Zhang et al. (2026) Global mapping of potential coastal compound flood risk at 0.1∘ resolution
Identification
- Journal: Communications Earth & Environment
- Year: 2026
- Date: 2026-01-08
- Authors: Jiaqi Zhang, Matteo Convertino
- DOI: 10.1038/s43247-025-03155-7
Research Groups
- Ecosystem Intelligence & Design Center (TREES), and Nature-Positive Design Hub (N+D), Institute of Environment and Ecology, Tsinghua Shenzhen International Graduate School, Tsinghua University, Shenzhen, China
- Shenzhen Key Laboratory of Ecological Remediation and Carbon Sequestration, Tsinghua Shenzhen International Graduate School, Tsinghua University, Shenzhen, China
Short Summary
This study quantifies global potential coastal compound flood risk at 0.1° resolution by integrating a novel compound flood hazard metric, population exposure, and an empirical vulnerability function. It identifies Asia as having the highest proportion of high-risk areas, with river deltas and low-lying coasts emerging as global hotspots.
Objective
- To quantify global potential coastal compound flood risk (PCCFR) at 0.1° resolution by developing a probability-adjusted compound flood volume metric, a data-driven empirical vulnerability function, and integrating these with population exposure.
Study Configuration
- Spatial Scale: Global mapping at 0.1° resolution (approximately 10 km at the equator), with initial flood inundation data at 30 arc-seconds (approximately 1 km at the equator) aggregated to 0.1° for vulnerability and risk calculations.

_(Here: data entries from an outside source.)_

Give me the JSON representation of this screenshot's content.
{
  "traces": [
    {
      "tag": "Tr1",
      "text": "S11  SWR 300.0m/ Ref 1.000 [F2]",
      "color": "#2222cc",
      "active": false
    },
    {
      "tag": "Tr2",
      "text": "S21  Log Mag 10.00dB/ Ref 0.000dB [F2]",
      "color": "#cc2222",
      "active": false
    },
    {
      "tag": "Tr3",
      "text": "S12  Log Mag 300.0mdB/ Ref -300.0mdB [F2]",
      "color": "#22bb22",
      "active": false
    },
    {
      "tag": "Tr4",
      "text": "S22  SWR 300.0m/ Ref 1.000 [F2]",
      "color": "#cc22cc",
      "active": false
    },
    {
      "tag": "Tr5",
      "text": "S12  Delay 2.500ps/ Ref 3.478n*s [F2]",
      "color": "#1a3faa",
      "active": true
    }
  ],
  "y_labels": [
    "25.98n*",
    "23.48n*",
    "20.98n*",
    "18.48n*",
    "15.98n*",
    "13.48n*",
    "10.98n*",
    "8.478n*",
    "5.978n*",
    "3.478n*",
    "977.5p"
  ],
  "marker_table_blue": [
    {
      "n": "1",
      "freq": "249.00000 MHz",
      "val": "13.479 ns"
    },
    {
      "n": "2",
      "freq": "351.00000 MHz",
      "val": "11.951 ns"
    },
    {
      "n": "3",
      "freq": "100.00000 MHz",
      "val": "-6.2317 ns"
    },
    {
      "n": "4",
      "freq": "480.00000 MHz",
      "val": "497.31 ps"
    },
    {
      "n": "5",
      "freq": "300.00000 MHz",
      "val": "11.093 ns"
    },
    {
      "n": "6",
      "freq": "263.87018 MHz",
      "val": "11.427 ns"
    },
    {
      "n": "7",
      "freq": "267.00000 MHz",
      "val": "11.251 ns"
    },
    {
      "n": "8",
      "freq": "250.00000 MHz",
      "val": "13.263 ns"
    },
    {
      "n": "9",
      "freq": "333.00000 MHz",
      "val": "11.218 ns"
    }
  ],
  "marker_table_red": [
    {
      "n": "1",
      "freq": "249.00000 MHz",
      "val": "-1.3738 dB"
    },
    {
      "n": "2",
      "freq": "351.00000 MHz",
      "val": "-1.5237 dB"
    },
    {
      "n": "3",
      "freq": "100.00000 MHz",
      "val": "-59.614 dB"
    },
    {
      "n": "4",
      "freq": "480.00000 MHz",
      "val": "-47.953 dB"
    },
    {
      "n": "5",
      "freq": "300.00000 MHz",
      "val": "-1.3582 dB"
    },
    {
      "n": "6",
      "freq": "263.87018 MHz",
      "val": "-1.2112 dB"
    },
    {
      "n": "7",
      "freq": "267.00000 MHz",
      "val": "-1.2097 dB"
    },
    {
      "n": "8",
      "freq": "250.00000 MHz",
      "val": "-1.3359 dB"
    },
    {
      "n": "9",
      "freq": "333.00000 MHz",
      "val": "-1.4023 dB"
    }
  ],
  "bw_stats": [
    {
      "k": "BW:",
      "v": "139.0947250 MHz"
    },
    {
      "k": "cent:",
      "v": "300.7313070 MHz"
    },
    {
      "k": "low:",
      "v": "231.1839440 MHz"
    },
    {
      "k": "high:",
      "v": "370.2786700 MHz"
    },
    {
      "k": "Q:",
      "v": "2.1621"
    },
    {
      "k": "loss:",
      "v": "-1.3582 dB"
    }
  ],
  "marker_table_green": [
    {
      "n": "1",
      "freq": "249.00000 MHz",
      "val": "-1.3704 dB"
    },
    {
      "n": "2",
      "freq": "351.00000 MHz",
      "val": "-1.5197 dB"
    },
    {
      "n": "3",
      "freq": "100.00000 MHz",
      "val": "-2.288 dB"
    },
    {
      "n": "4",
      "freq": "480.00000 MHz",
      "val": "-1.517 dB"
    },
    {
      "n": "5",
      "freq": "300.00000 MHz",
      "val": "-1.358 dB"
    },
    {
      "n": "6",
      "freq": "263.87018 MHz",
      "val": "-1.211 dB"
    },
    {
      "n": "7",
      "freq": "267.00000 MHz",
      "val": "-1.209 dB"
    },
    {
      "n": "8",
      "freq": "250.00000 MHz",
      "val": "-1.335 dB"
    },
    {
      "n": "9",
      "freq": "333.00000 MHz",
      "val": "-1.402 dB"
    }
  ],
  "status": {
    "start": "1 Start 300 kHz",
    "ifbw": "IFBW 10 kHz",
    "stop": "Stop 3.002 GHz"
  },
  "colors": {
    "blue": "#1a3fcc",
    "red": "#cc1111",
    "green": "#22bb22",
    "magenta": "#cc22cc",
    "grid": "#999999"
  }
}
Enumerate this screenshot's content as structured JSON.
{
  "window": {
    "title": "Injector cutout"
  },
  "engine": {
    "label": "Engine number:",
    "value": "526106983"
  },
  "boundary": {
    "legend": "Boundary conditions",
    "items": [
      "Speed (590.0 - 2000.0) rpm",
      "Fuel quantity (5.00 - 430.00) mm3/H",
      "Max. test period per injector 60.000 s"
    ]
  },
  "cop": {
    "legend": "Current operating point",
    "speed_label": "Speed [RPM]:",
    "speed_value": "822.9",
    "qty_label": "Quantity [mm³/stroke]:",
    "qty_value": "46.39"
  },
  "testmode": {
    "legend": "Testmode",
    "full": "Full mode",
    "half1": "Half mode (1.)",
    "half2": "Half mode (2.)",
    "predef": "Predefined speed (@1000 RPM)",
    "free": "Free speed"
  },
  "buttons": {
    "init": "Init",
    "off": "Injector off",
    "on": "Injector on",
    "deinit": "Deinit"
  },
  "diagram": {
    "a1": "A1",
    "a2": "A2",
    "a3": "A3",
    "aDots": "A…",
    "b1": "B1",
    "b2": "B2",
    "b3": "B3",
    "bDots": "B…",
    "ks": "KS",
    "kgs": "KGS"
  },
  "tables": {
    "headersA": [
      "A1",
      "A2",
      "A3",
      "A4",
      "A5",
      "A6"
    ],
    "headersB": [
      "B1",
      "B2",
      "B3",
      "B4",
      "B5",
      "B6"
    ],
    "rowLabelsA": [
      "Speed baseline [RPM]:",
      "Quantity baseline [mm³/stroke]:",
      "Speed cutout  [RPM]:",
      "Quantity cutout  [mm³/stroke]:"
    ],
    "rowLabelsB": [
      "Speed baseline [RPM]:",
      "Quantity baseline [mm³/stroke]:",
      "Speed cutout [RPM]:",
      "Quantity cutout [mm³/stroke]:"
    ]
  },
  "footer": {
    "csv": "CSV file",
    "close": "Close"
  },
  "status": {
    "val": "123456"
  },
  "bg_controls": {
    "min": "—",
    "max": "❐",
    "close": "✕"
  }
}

- Temporal Scale: Riverine flood hazard data from 1960–1999; oceanic flood hazard data from 1979–2014; population and GDP data for 2010. Flood hazard is assessed across multiple return periods (5, 10, 25, 50, 100, 250, 500, and 1000 years).
Methodology and Data
- Models used:
- PCR-GLOBWB hydrological model (for riverine flood simulations).
- Gumbel Copula (for comparison of joint exceedance probability).

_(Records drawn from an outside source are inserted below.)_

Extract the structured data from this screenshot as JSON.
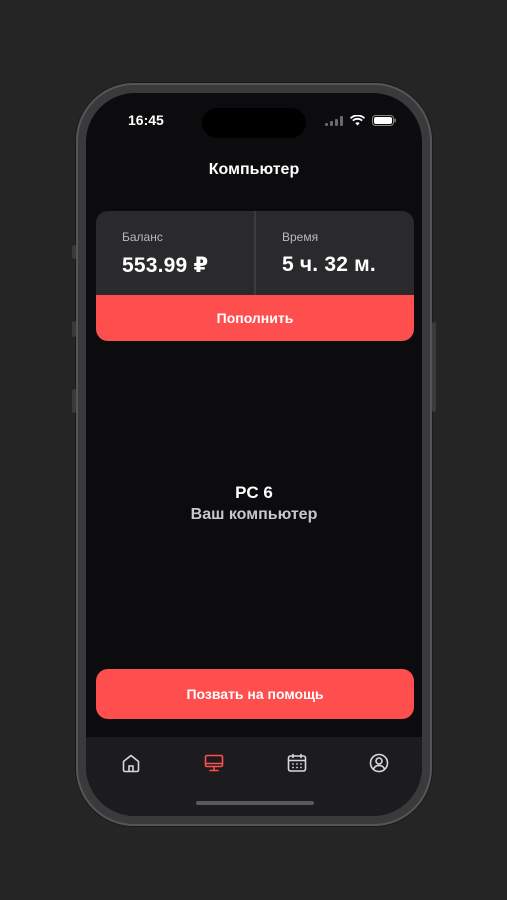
{
  "status_bar": {
    "time": "16:45"
  },
  "header": {
    "title": "Компьютер"
  },
  "balance_card": {
    "balance_label": "Баланс",
    "balance_value": "553.99 ₽",
    "time_label": "Время",
    "time_value": "5 ч. 32 м.",
    "topup_label": "Пополнить"
  },
  "pc": {
    "name": "PC 6",
    "subtitle": "Ваш компьютер"
  },
  "help_button": {
    "label": "Позвать на помощь"
  },
  "tabbar": {
    "tabs": [
      {
        "icon": "home-icon",
        "active": false
      },
      {
        "icon": "computer-icon",
        "active": true
      },
      {
        "icon": "calendar-icon",
        "active": false
      },
      {
        "icon": "profile-icon",
        "active": false
      }
    ]
  },
  "colors": {
    "accent": "#ff4e4e",
    "background": "#0c0c0e",
    "card": "#2a2a2c"
  }
}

- Quadratic quantile regression (for fitting the upper-envelope function in empirical vulnerability).
- Data sources:
- World Resources Institute’s Aqueduct Floods Hazard Dataset (2020 version) for riverine and oceanic flood inundation (depth and extent).
- WorldPop gridded population data (2010) at 30 arc-seconds resolution.

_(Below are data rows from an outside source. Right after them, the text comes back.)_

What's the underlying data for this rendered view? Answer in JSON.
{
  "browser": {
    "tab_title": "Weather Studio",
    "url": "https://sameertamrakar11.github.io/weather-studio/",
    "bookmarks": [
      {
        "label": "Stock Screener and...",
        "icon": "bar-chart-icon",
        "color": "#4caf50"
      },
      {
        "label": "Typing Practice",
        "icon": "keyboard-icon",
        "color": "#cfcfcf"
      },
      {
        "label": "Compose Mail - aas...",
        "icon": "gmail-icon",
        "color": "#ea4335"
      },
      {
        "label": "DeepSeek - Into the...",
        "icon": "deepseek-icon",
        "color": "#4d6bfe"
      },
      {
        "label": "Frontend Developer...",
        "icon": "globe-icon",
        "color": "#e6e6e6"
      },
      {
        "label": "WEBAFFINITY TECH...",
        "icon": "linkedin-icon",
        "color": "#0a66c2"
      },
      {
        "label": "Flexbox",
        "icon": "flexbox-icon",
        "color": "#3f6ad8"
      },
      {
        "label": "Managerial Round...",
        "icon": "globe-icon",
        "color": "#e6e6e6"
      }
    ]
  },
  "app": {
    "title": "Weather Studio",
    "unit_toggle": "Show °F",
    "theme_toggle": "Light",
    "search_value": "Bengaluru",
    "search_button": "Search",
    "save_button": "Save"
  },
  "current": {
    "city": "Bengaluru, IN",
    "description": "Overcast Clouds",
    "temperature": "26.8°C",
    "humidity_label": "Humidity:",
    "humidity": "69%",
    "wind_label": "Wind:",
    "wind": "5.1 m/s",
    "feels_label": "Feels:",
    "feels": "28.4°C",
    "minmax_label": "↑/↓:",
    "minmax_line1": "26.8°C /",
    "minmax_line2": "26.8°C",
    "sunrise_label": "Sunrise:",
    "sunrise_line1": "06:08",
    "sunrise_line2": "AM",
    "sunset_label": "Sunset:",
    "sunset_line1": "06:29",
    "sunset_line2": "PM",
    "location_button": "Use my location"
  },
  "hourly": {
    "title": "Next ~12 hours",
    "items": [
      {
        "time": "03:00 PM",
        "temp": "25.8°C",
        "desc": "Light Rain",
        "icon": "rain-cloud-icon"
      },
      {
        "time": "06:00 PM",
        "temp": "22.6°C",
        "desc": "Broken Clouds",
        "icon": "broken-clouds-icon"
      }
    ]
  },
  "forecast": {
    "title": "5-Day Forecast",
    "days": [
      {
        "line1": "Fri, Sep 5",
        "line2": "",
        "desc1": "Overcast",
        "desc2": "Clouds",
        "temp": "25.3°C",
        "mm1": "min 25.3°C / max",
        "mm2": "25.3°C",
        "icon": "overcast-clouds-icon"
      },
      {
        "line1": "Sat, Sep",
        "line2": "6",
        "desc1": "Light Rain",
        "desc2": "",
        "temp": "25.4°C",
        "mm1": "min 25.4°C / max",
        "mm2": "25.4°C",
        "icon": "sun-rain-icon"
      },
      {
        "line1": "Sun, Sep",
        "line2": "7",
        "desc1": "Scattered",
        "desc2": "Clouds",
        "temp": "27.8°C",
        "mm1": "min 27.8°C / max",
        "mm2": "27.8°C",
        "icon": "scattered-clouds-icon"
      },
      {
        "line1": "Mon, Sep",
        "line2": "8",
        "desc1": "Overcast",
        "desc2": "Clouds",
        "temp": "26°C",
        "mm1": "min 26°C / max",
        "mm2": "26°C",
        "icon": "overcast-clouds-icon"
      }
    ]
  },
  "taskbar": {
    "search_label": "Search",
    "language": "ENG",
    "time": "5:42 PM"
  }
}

- Gridded Gross Domestic Product (GDP) data (2010) at 1 km resolution, derived from calibrated nighttime light observations.
- Global Tide and Surge Reanalysis (GTSR) dataset (for oceanic flood levels).
- HydroSHED DEM dataset at 30 arc-seconds.
- World Bank country income classification.
- Time series daily precipitation data (for sensitivity analysis).
Main Results
- Under the empirical vulnerability scenario, Asia exhibits the highest 35.22% internal high-risk grid cells, followed by Africa (20.21%), Europe (17.02%), South America (9.89%), and North America (2.31%).
- River deltas (e.g., Ganges, Pearl, Niger, Mississippi, Rhine) and low-lying coasts are identified as global compound flood risk hotspots.
- Globally, approximately 117.19 million people and 1.63 trillion USD in assets are exposed to potential coastal compound flood hazards.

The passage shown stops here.